The disc then descends into a collection of ridiculous, self-indulgent rubbish, reminiscent of university students’ ‘concept’ performances, only worse. Maggi Payne’s ‘Wind Turbulence’ is four and a half minutes of processed noise, Carl Stone’s ‘Luong Hai Ky Mi Gia’ a recording of a fast-forwarded Compact Disc (that juddering, clicking sound you hear when whizzing through a track), Ellen Fullman’s ‘Margaret Tuned the Radio in Between Two Stations’ is a collection of random tones… I’m sure you get the idea.
The low light of the entire piece does however deserve a special mention. ‘2000’ by Merzbow is a track composed (I use the word in the non-musical sense) of nothing but random phase noise. Yes, noise, that whooshing sound you hear when calibrating a surround receiver. Apparently, Masama Akita, the person behind this work is “…likely the world’s leading noise composer…”. He writes: “2000 combines two stereo multiple noise loops (front and rear), transformed in real time by different pan effects, with a monaural subsonic bass loop and a high feedback loop. The work especially aims to create accidental Doppler crash effects from the sounds surrounding each other.” “There is no difference between noise and music in my work. If ‘noise’ means uncomfortable sound, then pop music is noise to me”.

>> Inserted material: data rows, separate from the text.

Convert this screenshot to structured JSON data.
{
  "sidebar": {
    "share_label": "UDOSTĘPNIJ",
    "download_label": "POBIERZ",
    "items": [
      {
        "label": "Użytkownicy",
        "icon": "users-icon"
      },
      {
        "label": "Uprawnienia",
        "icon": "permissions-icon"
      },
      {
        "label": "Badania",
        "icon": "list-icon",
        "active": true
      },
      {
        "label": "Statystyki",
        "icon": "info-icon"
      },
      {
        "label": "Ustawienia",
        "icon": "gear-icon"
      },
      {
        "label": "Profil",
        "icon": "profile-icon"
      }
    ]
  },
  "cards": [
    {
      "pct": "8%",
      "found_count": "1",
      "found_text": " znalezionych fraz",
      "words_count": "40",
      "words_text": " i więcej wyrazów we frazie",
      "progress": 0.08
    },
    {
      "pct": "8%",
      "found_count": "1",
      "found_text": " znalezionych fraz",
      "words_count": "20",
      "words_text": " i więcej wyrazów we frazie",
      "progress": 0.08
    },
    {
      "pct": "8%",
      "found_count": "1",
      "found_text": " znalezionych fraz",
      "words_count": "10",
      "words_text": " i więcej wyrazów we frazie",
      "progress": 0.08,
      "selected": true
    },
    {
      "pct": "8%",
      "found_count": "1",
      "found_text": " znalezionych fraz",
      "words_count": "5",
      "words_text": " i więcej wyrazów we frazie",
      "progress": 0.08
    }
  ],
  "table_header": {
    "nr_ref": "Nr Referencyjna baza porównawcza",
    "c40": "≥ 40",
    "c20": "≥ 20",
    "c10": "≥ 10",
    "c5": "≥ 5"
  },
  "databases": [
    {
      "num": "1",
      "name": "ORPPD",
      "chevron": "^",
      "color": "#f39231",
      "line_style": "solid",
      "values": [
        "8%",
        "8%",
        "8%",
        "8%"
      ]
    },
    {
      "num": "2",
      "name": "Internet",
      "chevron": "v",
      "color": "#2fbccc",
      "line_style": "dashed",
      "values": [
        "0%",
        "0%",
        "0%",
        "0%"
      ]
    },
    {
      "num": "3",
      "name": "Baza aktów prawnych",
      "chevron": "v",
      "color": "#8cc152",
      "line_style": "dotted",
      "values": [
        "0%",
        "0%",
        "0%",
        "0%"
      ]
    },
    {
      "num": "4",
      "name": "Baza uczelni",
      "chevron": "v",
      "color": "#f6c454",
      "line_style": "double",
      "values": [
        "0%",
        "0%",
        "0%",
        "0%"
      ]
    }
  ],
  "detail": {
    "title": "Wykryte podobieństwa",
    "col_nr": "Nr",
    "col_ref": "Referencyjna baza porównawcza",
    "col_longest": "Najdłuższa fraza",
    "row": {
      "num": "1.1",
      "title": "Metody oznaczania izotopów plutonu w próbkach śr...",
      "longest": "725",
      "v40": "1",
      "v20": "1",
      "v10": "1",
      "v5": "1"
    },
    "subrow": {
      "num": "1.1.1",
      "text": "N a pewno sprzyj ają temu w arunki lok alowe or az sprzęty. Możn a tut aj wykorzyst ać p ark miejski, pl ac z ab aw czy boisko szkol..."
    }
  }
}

Good grief. I hate to break this to you Masama, but your composition is noise, in every possible sense of the word.
Aside from the Bruce Odland track, the only other piece on the entire disc that is even remotely worth listening to is ‘Sighs and Murmurs: A SeaSong’ by Ingram Marshall. It is a gentle, atmospheric composition that manages to convey the sense of space and desolation intended by the composer. In the face of much of the remainder of this disc, it is the most unusual track simply because it has musical undertones. Imagine that.
With the exception of the two aforementioned works, ‘Immersion’ is a horrendous collection of screeches, bangs and clanks presented as ‘art’. There is little to enjoy and much to endure. My half-star Musical Content rating has been awarded on the strength of the Odland and Marshall tracks alone.

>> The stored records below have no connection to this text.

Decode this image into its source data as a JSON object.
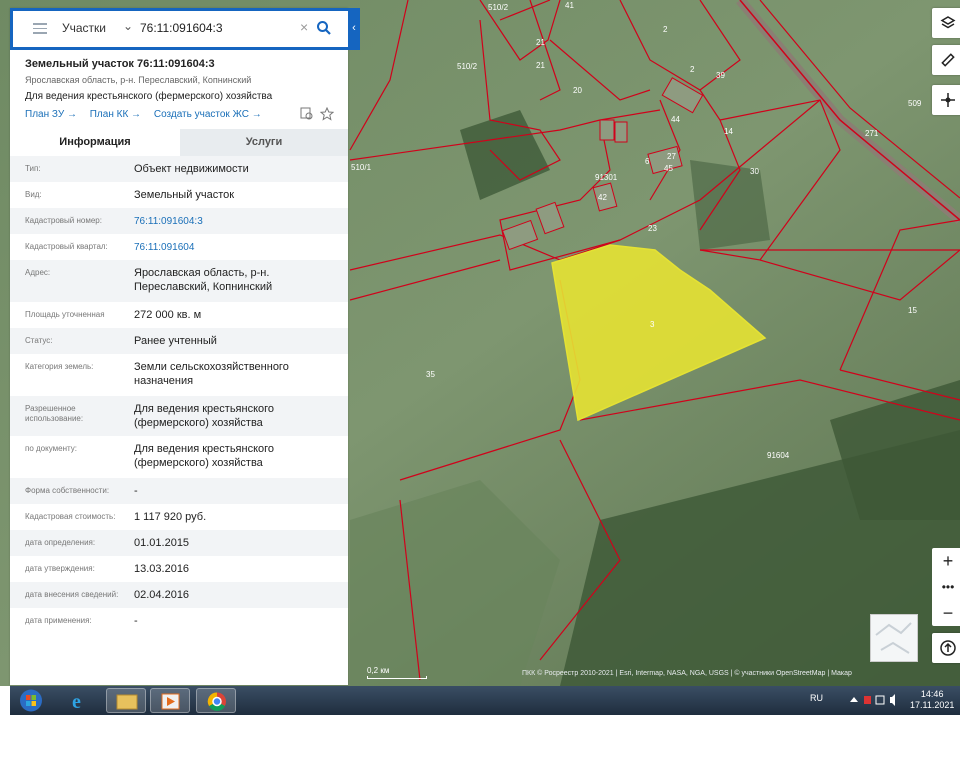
{
  "search": {
    "type_label": "Участки",
    "value": "76:11:091604:3"
  },
  "parcel": {
    "title": "Земельный участок 76:11:091604:3",
    "address": "Ярославская область, р-н. Переславский, Копнинский",
    "usage": "Для ведения крестьянского (фермерского) хозяйства",
    "links": [
      "План ЗУ →",
      "План КК →",
      "Создать участок ЖС →"
    ]
  },
  "tabs": [
    "Информация",
    "Услуги"
  ],
  "info_rows": [
    {
      "label": "Тип:",
      "value": "Объект недвижимости"
    },
    {
      "label": "Вид:",
      "value": "Земельный участок"
    },
    {
      "label": "Кадастровый номер:",
      "value": "76:11:091604:3"
    },
    {
      "label": "Кадастровый квартал:",
      "value": "76:11:091604"
    },
    {
      "label": "Адрес:",
      "value": "Ярославская область, р-н. Переславский, Копнинский"
    },
    {
      "label": "Площадь уточненная",
      "value": "272 000 кв. м"
    },
    {
      "label": "Статус:",
      "value": "Ранее учтенный"
    },
    {
      "label": "Категория земель:",
      "value": "Земли сельскохозяйственного назначения"
    },
    {
      "label": "Разрешенное использование:",
      "value": "Для ведения крестьянского (фермерского) хозяйства"
    },
    {
      "label": "по документу:",
      "value": "Для ведения крестьянского (фермерского) хозяйства"
    },
    {
      "label": "Форма собственности:",
      "value": "-"
    },
    {
      "label": "Кадастровая стоимость:",
      "value": "1 117 920 руб."
    },
    {
      "label": "дата определения:",
      "value": "01.01.2015"
    },
    {
      "label": "дата утверждения:",
      "value": "13.03.2016"
    },
    {
      "label": "дата внесения сведений:",
      "value": "02.04.2016"
    },
    {
      "label": "дата применения:",
      "value": "-"
    }
  ],
  "map": {
    "labels": [
      "510/2",
      "41",
      "2",
      "21",
      "21",
      "20",
      "510/2",
      "2",
      "39",
      "509",
      "510/1",
      "44",
      "14",
      "27",
      "45",
      "6",
      "91301",
      "30",
      "42",
      "271",
      "23",
      "3",
      "15",
      "35",
      "91604"
    ],
    "scale": "0,2 км",
    "attribution": "ПКК © Росреестр 2010-2021 | Esri, Intermap, NASA, NGA, USGS | © участники OpenStreetMap | Макар"
  },
  "taskbar": {
    "lang": "RU",
    "time": "14:46",
    "date": "17.11.2021"
  },
  "colors": {
    "accent": "#1565c0",
    "parcel_fill": "#e5e233",
    "boundary": "#d0021b"
  }
}
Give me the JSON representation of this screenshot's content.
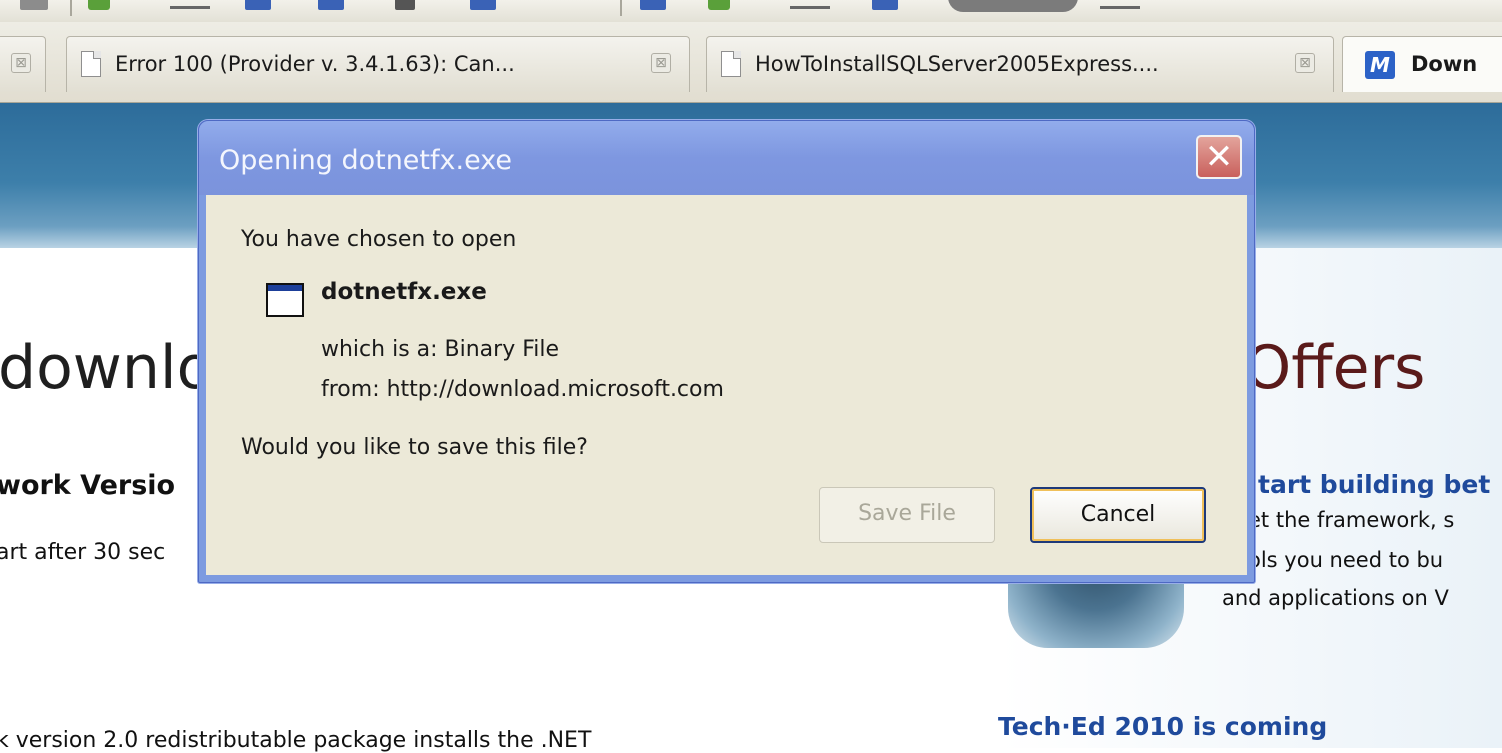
{
  "tabs": [
    {
      "label": "Error 100 (Provider v. 3.4.1.63): Can...",
      "close": "⊠"
    },
    {
      "label": "HowToInstallSQLServer2005Express....",
      "close": "⊠"
    },
    {
      "label": "Down",
      "icon_letter": "M"
    }
  ],
  "first_tab_close": "⊠",
  "page": {
    "heading_left": "downlo",
    "heading_right": "Offers",
    "version_text": "work Versio",
    "restart_text": "art after 30 sec",
    "redist_text": "k version 2.0 redistributable package installs the .NET",
    "start_link": "tart building bet",
    "right_line1": "et the framework, s",
    "right_line2": "ols you need to bu",
    "right_line3": "and applications on V",
    "teched_link": "Tech·Ed 2010 is coming"
  },
  "dialog": {
    "title": "Opening dotnetfx.exe",
    "close_glyph": "✕",
    "chosen_text": "You have chosen to open",
    "file_name": "dotnetfx.exe",
    "which_is": "which is a:  Binary File",
    "from": "from:  http://download.microsoft.com",
    "question": "Would you like to save this file?",
    "save_label": "Save File",
    "cancel_label": "Cancel"
  },
  "colors": {
    "titlebar": "#7e97e0",
    "dialog_face": "#ece9d8",
    "close_button": "#c9605c",
    "banner": "#3d7faa",
    "link": "#1f4a9c"
  }
}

Many of the artists featured here have their roots firmly imbedded in the Quad era, therefore the surround presentation is deliberate and aggressive throughout the entire disc. I strongly believe that such ping-pong use of the surround channels does a great disservice to the cause of multi-channel music; discs such as this are often used by two-channel die-hards as examples of how unrealistic surround music can be. However, in this case there is some excuse since the entire disc is conceptual and is unlikely to be taken seriously by anyone arguing either for or against the format.

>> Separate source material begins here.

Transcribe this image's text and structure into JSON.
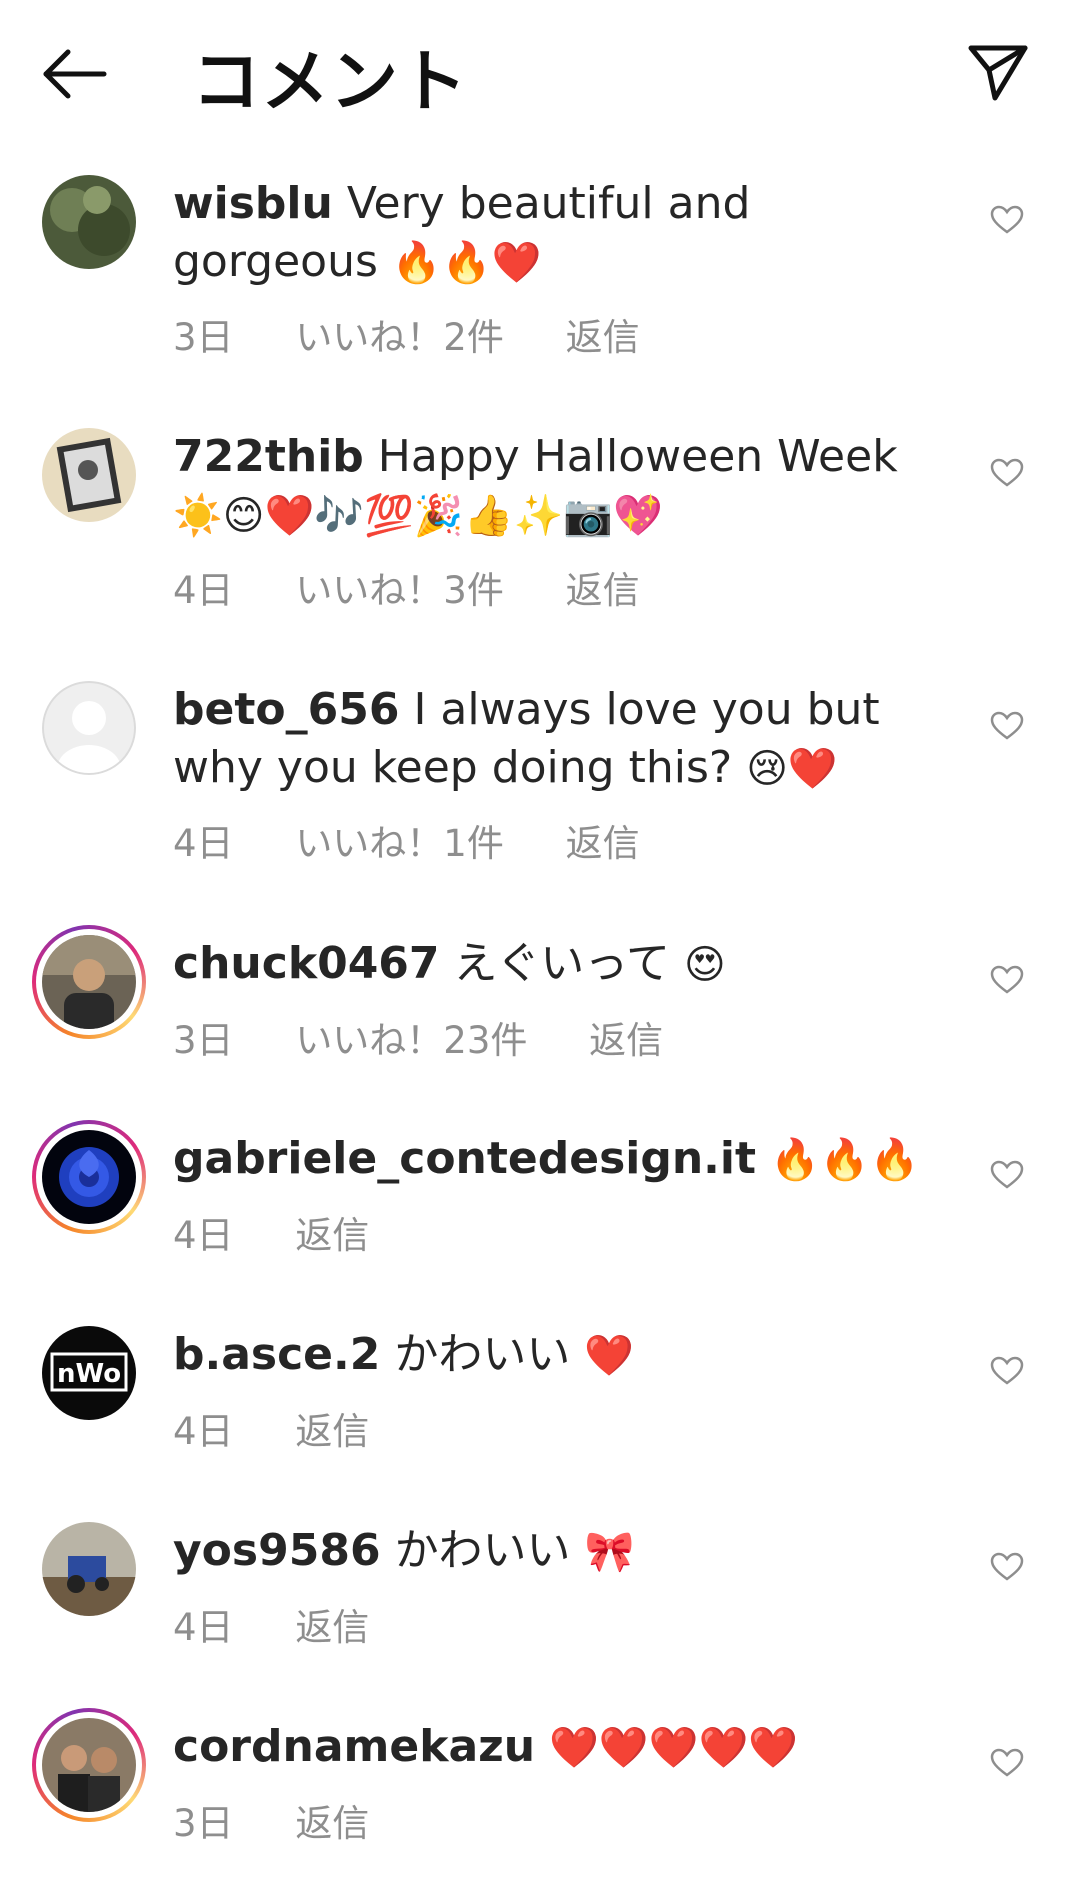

In terms of fidelity the disc is moderately successful, although the 48kHz 24-bit audio does appear to be a little lacklustre at times – admittedly it’s difficult to tell how anything sounds when all you’re listening to is whooshing pink noise. The LFE channel is used sparingly and there is no obvious deep bass, whilst some artists leave the centre channel idle throughout their own work. There is a two-channel MLP alternative and also Dolby Digital versions of both, the lossy format being more than capable of delivering this disc’s content.
There are no disc extras, other than a selection of still images to accompany each track.
Composer and critic Kyle Gann is quoted on the disc’s artwork as saying: “In this disc, a new genre of music is born”. Let’s hope it doesn’t live too long.